Before Susie left she cast a significant look at Matt.

"Let's go up the canal a ways, Chub," said Matt, when he and his chum were alone, "where we can make ourselves comfortable and have a little quiet confab."

"You've got more'n your hat on your mind, Matt," returned Chub, "I can tell that by the look of you; but if it's this business of mine that's put you in a funk——"

"It's not that altogether, Chub," interrupted Matt. "You see, I've got to leave Phœnix, and I want to talk with you about it."

Chub was astounded, and stood staring at Matt with jaws agape. His hair and eyebrows were singed, there was a black smudge on his face, and his clothes were more or less demoralized. In his bewilderment he made a picture that brought a hearty laugh to Matt's lips.

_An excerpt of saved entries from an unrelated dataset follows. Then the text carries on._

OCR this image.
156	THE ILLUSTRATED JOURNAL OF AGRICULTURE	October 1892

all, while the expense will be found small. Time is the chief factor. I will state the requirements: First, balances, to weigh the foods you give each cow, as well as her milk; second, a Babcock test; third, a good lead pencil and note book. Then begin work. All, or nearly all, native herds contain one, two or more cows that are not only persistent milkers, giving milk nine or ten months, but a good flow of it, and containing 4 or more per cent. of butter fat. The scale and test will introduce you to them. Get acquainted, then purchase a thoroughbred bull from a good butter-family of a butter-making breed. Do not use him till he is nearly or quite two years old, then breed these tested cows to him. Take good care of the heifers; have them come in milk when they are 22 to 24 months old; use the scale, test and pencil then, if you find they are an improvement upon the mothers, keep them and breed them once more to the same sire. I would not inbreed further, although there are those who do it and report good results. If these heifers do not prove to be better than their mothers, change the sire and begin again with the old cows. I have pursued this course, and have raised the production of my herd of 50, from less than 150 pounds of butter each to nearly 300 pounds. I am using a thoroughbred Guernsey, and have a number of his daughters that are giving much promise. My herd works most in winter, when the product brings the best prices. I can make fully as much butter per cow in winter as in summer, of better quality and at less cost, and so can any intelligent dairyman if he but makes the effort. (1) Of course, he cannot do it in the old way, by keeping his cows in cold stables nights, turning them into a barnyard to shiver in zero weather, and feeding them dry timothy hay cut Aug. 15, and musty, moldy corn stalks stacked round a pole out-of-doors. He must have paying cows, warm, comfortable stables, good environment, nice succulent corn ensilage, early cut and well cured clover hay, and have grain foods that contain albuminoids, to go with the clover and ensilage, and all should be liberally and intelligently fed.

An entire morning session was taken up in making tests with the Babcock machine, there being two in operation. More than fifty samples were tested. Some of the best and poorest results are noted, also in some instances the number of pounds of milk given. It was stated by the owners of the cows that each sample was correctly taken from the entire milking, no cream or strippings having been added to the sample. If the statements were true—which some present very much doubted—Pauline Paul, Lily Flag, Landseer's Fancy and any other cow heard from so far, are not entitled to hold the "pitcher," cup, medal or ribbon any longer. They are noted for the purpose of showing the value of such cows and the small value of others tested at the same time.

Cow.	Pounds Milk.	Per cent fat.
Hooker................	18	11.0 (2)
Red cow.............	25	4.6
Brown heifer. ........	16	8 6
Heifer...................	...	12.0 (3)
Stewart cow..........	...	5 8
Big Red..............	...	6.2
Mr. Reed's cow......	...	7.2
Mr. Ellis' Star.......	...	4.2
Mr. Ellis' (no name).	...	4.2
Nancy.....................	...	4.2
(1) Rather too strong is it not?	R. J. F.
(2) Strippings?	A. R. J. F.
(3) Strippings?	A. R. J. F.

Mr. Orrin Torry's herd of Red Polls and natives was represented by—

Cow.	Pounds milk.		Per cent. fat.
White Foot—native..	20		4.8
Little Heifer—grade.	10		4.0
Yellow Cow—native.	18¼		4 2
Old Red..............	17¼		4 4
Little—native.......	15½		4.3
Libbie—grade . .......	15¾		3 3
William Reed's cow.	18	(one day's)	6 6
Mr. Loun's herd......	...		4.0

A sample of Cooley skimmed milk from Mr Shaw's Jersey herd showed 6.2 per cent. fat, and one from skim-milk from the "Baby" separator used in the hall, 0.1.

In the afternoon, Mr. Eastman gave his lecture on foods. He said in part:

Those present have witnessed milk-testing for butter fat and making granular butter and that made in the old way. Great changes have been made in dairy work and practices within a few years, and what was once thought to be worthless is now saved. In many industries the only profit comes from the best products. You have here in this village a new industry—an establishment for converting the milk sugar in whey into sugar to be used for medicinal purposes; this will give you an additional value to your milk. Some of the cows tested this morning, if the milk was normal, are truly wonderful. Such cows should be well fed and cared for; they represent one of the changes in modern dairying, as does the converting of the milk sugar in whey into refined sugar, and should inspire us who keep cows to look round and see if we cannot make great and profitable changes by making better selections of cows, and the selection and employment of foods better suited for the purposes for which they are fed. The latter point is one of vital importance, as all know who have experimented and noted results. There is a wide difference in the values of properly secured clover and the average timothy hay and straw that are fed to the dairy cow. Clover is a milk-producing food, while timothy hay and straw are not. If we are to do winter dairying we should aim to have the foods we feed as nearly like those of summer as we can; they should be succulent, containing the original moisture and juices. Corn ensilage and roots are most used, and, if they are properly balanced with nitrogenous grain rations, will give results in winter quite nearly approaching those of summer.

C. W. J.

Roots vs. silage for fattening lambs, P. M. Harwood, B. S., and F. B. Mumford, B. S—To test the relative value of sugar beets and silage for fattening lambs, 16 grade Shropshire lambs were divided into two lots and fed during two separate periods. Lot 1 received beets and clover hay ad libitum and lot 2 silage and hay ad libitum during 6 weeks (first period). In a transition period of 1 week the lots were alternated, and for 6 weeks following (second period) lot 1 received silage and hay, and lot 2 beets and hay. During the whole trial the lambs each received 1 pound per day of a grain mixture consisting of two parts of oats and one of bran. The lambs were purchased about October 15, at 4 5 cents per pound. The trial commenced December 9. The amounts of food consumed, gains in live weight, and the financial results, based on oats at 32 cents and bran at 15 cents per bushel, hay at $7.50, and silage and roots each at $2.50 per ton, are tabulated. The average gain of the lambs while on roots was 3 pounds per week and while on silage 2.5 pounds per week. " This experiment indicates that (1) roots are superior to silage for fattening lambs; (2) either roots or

"Come on, Chub, what's struck you in a heap?" said Matt, catching his arm and pulling him off along the canal-bank. "You act as though I'd handed you a jolt below the belt."

"That's just the size of it, Matt," returned Chub. "Say, if you leave Phœnix you've got to take Reddy McReady along with you—or you don't go. That's flat. Are you listening to my spiel, pal?"